Unsure mate, if you have to pay $200k to get your foot in the door then the system is rigged in favour of the elite (again).

I think you're suffering a bit from sunk cost fallacy and a little bit of "got mine", there's absolutely no reason to continue this.

I (and practically all of my friends) may be outliers, but if nothing else it's proof that you can do highly specialised jobs with vocational education.

As mentioned, higher education has massive value to society, but if it is product that forces you into a considerably unfavourable economic position from the beginning of your career, and certainly not as a gate for establishing yourself to employers -- that it has been used that way does not mean that it's a good idea.

There are many stupid things we do as a society, like changing our clocks backwards and forwards every year; the only reason it continues is inertia and our stubbornness to change.

>Unsure mate, if you have to pay $200k to get your foot in the door then the system is rigged in favour of the elite (again).

I get what you're saying and I agree it's absurdly expensive for what you get.

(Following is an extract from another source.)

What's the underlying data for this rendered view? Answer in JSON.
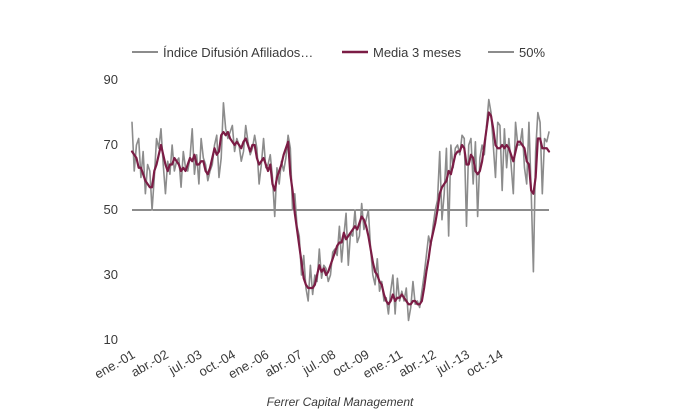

But even for the current college bubble, $200k is above the median students pay for college. The school's tuition currently is $51k, and for reference, MIT is 55k. Apparently the median is still absurdly high ($44k, what the actual hell?), but there are a lot of cheaper options, as well as community college, to help bring those costs down.

> I think you're suffering a bit from sunk cost fallacy and a little bit of "got mine"

No, the youth I typically advise are from the types of backgrounds that need every advantage to get the good jobs. They don't "pattern match" the other staff, so they have to compensate by looking better on paper. I have 100% seen people walk into jobs without any credentials; I have not seen anyone do it who doesn't look like management.

> if you have to pay $200k to get your foot in the door then the system is rigged in favour of the elite (again).

Should have added that this number is also an outlier. OP possibly works on a team with people who were all-in for $60k over 4 years (in-state tuition, living at home). The giant public university in my city has an average cost after aid of under $20k annually (including room & board). Living at home, a student could make a dent in that working at an amusement park over the summer.

Some people choose a luxury experience, which is fine. But most students don't go to those colleges.

But yes, college is too expensive. We should resume amply funding state universities.